Ein Sonntag mit dem Gustav-Adof-Werk in der Matthäus-Gemeinde
„Die güldne Sonne“ war nicht nur das Eingangslied des Gottesdienstes, sondern sie schien auch von einem blauen Himmel auf die Matthäuskirche in Hildesheim, die am 30. März zu einem ganz besonderen Sonntag eingeladen hatte. Vor dem Eingang wies das gelbe Werbesegel des Gustav-Adolf-Werks (GAW) darauf hin, dass der Blick der Gemeinde und ihrer Gäste heute weit über das Stadtviertel im Südosten der Stadt hinaus bis nach Polen gerichtet werden würde. Denn Pastor Werner Hinz und Pastorin Magdalena Tiebel-Gerdes als Vorsitzende der GAW-Hauptgruppe Hannover konnten zu Beginn des Gottesdienstes Wanda Falk begrüßen, Generaldirektorin der Diakonie der Evangelischen Kirche A.B. (Augsburgischen Bekenntnisses) in Polen, die über die Arbeit ihrer Kirche für die Schwachen, Kranken, Alten und Hilfsbedürftigen berichtete.

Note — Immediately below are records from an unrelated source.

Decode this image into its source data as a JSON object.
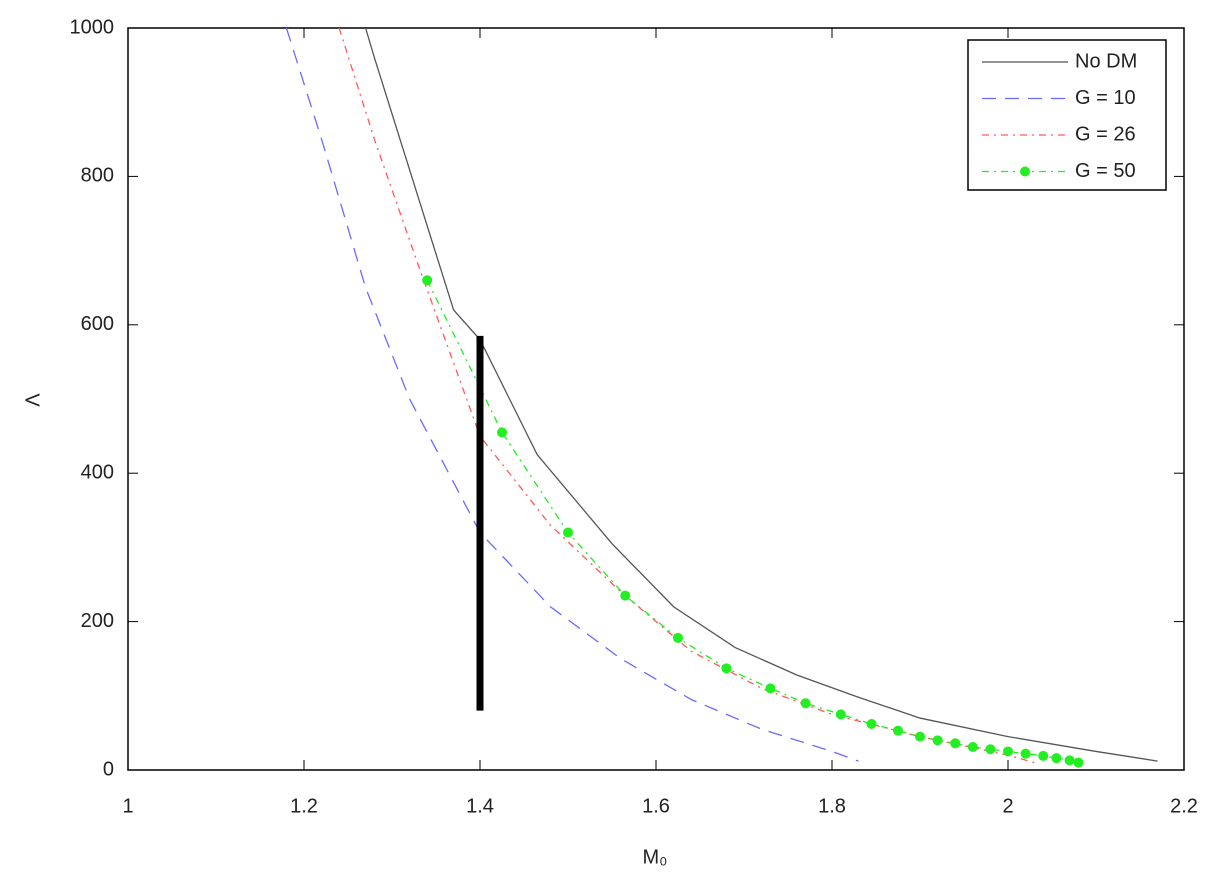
{
  "chart_data": {
    "type": "line",
    "x_label": "M₀",
    "y_label": "Λ",
    "xlim": [
      1,
      2.2
    ],
    "ylim": [
      0,
      1000
    ],
    "xticks": [
      1,
      1.2,
      1.4,
      1.6,
      1.8,
      2,
      2.2
    ],
    "yticks": [
      0,
      200,
      400,
      600,
      800,
      1000
    ],
    "legend": "upper right",
    "series": [
      {
        "name": "No DM",
        "color": "#555555",
        "style": "solid",
        "markers": false,
        "x": [
          1.27,
          1.28,
          1.37,
          1.4,
          1.465,
          1.55,
          1.62,
          1.69,
          1.76,
          1.83,
          1.9,
          2.0,
          2.1,
          2.17
        ],
        "values": [
          1000,
          960,
          620,
          580,
          425,
          305,
          220,
          165,
          128,
          98,
          70,
          45,
          25,
          12
        ]
      },
      {
        "name": "G = 10",
        "color": "#6a6aff",
        "style": "dash",
        "markers": false,
        "x": [
          1.18,
          1.22,
          1.27,
          1.32,
          1.4,
          1.48,
          1.56,
          1.64,
          1.72,
          1.8,
          1.83
        ],
        "values": [
          1000,
          850,
          650,
          500,
          320,
          220,
          150,
          95,
          55,
          25,
          12
        ]
      },
      {
        "name": "G = 26",
        "color": "#ff5a5a",
        "style": "dashdot",
        "markers": false,
        "x": [
          1.24,
          1.28,
          1.33,
          1.4,
          1.48,
          1.56,
          1.64,
          1.72,
          1.8,
          1.9,
          2.0,
          2.03
        ],
        "values": [
          1000,
          850,
          680,
          450,
          330,
          240,
          160,
          110,
          75,
          45,
          20,
          10
        ]
      },
      {
        "name": "G = 50",
        "color": "#22ee22",
        "style": "dashdot",
        "markers": true,
        "x": [
          1.34,
          1.425,
          1.5,
          1.565,
          1.625,
          1.68,
          1.73,
          1.77,
          1.81,
          1.845,
          1.875,
          1.9,
          1.92,
          1.94,
          1.96,
          1.98,
          2.0,
          2.02,
          2.04,
          2.055,
          2.07,
          2.08
        ],
        "values": [
          660,
          455,
          320,
          235,
          178,
          137,
          110,
          90,
          75,
          62,
          53,
          45,
          40,
          36,
          31,
          28,
          25,
          22,
          19,
          16,
          13,
          10
        ]
      }
    ],
    "vline": {
      "x": 1.4,
      "y": [
        80,
        585
      ],
      "color": "#000000"
    }
  }
}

Konfirmanden und Konfirmandinnen zeigten in einer kurzen Spielszene ein Problem an, dem wir in Deutschland begegnen, das aber besonders in Osteuropa für die „Europawaisen“ zu einer großen Gefahr wird. „Abhängende“ Jugendliche ohne ausreichende elterliche Zuwendung und Aufsicht. Sie brauchen, wie es die jungen Leute zeigten, unsere Unterstützung und Liebe. In ihrer Predigt über die Worte im Hebräerbrief 12, 12-14 („darum stärkt die müden Hände …) griff Wanda Falk diesen Gedanken auf und berichtete, wie die Diakonie Kindern, deren Eltern im Ausland arbeiten und die gar nicht oder nur mangelhaft betreut aufwachsen, im oberschlesischen Katowice mit einer Anlaufstelle helfen. Im Wissen von Gott gehalten zu sein, können wir Strauchelnden wieder Halt geben. Diese Aufforderung richte sich an alle ob in Familie, Gemeinde oder Gesellschaft. Die gegenwärtige Krise im Nachbarland Ukraine, dessen Grenze von Warschau nur 250 km entfernt ist, spüre man ganz unmittelbar. Angesichts wankender Sicherheit sei die Aufforderung des Hebräerbriefs „Jagt dem Frieden nach mit jedermann“ für uns Christen ebenso wichtig wie die Stärkung der gewachsenen Verbindungen zu den Christen in der Ukraine. Frau Tiebel-Gerdes dankte Frau Falk für diese Worte und stellte dann das Gustav-Adolf-Werk vor, das als Diasporawerk weltweit evangelischen Minderheitsgemeinden hilft. In der evangelischen Diaspora, ob in Südamerika oder in Ost- und Südeuropa erlebe man eine andere Gemeindewirklichkeit, in der der Glaube einladend und öffentlich gelebt werde. Sie stellte auch das diesjährige Jahresprojekt der GAW-Frauenarbeit „Du bist nicht verlassen“ zugunsten der Hilfe für „Eurowaisen“ vor.
Der anschließende Vortrag von Frau Falk im Gemeindesaal veranschaulichte, welche große Diakoniearbeit auch eine kleine Kirche zu leisten imstande ist. Denn die Evangelische Kirche A.B. in Polen zählt nur etwa 70.000 Mitglieder, von denen 58 % allein im traditionell evangelisch geprägten Teschener Gebiet an der Grenze zu Tschechien leben. Es gibt 137 Gemeinden mit zusätzlich 130 „Filialen“, d.h. Predigtstellen ohne eigene Geistliche. Die knapp 600 Angestellten und 1000 ehrenamtlichen Tätigen der „Polnischen Diakonie“ leisten landesweit mit ihren verschiedenen Angeboten für alle Altersgruppen sowie mit ihren Einrichtungen (Diakoniestationen, Pflegeheime etc.) eine große anerkennenswerte Arbeit.
Zum Abschluss hatte die Gemeinde für ein schmackhaftes Mittagsbüfett gesorgt, bei dem es an nichts fehlte und wofür wir allen daran Beteiligten unseren herzlichen Dank sagen. Diese inhaltsreichen und bereichernden Stunden in Hildesheim klangen mit angeregten Gesprächen und dem Austausch von Geschenken aus und werden sicher in guter Erinnerung bleiben und haben uns wieder gezeigt, wie sinnvoll und segensreich Diasporaarbeit wirkt.